Why I have drifted into using vi all the time is a roll call of its
virtues as a sysadmin editor. First, it is ubiquitous; if I am on some
random, un-customized system, I know that I can type vi and get
something usable. Second, vi works in minimal environments, in that it
doesn't need X, and will thus work fine over basic ssh connections and
on the console (either normal or serial). Finally, vi starts fast.
You are probably laughing at the last advantage, but it matters a lot in a sysadmin's editor because of two factors: sysadmins make lots of little edits to separate files, and we do this on a bunch of different machines and accounts. An editing environment that takes ten seconds to initialize is appreciably less useful than an one that starts in under a second, because those ten seconds can be an appreciable portion of the time I'm going to spend in this editing session.
This usage profile is basically completely opposite that of most people, who edit the same things for a long time in a single, well developed and customized environment. Which is why, for me, vi is a great sysadmin editor but not my favorite editor; in any environment besides sysadmin editing, its relative weaknesses start showing up more and more.

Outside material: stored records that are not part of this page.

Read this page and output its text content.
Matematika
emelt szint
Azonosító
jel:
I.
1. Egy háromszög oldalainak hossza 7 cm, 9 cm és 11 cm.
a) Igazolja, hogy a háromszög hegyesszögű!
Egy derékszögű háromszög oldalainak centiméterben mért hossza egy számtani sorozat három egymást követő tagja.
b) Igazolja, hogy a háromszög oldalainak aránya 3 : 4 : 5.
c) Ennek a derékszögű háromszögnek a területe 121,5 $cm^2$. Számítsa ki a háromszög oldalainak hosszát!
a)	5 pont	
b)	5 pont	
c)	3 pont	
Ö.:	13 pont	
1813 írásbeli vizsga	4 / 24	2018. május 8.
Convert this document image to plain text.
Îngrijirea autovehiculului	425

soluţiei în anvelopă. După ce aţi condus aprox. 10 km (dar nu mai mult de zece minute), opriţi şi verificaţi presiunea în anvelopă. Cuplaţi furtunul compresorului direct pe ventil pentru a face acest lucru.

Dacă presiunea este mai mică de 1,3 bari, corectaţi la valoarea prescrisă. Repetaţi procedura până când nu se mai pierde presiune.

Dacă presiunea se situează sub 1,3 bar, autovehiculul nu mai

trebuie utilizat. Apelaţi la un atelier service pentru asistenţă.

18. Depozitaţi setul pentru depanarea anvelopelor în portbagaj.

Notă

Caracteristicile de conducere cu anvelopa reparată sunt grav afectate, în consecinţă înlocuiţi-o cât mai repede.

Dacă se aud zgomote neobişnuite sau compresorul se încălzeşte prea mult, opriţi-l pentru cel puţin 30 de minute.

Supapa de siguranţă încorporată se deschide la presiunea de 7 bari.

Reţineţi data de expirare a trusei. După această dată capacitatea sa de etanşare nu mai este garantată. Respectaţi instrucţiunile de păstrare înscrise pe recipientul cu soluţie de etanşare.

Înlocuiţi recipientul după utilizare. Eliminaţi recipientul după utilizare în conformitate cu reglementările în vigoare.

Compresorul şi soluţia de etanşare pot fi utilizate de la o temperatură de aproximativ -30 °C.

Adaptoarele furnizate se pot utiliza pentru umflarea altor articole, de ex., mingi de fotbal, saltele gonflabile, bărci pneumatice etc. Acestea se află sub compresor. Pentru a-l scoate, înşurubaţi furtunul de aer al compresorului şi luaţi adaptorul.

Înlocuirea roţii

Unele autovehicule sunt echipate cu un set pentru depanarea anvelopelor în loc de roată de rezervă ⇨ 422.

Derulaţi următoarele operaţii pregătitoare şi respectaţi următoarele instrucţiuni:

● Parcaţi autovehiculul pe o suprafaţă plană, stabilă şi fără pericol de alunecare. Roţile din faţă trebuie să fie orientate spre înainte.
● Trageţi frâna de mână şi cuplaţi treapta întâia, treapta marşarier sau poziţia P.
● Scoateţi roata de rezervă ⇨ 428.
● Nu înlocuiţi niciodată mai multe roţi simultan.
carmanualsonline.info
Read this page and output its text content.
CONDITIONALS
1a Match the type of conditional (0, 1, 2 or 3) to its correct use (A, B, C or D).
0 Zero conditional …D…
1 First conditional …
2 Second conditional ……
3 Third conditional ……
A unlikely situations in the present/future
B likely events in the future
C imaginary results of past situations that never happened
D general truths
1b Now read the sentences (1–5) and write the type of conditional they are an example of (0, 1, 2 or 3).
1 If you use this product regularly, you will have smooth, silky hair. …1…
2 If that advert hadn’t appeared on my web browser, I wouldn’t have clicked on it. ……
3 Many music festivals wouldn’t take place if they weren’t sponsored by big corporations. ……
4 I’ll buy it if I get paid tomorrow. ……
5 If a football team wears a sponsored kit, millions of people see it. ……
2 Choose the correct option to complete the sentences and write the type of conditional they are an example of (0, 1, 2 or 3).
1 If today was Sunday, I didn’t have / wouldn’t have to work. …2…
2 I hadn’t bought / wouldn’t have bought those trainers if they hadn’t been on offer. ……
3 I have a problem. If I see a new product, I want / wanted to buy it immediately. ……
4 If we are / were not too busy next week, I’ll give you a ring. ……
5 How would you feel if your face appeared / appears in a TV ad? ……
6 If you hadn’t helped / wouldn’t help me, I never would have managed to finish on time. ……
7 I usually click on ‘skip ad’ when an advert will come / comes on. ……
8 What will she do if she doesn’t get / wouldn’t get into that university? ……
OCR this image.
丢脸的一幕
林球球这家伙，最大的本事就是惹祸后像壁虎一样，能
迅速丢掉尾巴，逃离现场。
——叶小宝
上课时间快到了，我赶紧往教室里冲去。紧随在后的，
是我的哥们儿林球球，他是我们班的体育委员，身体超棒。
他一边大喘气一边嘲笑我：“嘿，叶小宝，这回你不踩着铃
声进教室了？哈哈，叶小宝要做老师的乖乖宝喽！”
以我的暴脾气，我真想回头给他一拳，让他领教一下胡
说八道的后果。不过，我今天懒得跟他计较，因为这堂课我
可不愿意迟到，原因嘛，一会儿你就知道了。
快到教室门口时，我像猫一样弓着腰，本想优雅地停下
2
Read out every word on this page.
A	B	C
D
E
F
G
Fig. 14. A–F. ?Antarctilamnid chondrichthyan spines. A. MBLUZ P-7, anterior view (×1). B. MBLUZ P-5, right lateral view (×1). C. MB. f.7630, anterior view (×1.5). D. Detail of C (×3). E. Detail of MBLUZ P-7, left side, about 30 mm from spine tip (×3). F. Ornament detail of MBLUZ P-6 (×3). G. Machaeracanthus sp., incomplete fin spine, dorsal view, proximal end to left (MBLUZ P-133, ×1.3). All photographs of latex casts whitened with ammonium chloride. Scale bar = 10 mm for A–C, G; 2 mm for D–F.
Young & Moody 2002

(Despite this, because I've used vi so much for quick sysadmin
editing jobs I've wound up drifting into it more and more for casual
but more extended editing. It's usable enough (and I know it well
enough) for such editing, and it's often just enough of a pain to fire
up a better editing environment that I don't bother. Thus I wind up
doing things like dashing off quick email messages or even writing
WanderingThoughts entries with it.)
Sidebar: Why sysadmins don't just leave a big editor running
The usual big editor retort to the slow start problem is 'just start the editor once', but that doesn't work for sysadmins because we edit files in lots of different contexts. An editor for every context is an unfeasibly large number of them, and that assumes I am willing to leave editors running as root just in case I need them again, which I'm not (like most sysadmins, I get out of privileged contexts as fast as possible). Some editors try to let you access files on other systems with other logins, but this is infeasible for sysadmins for various reasons (including that I am not going to trust any editor with our root password).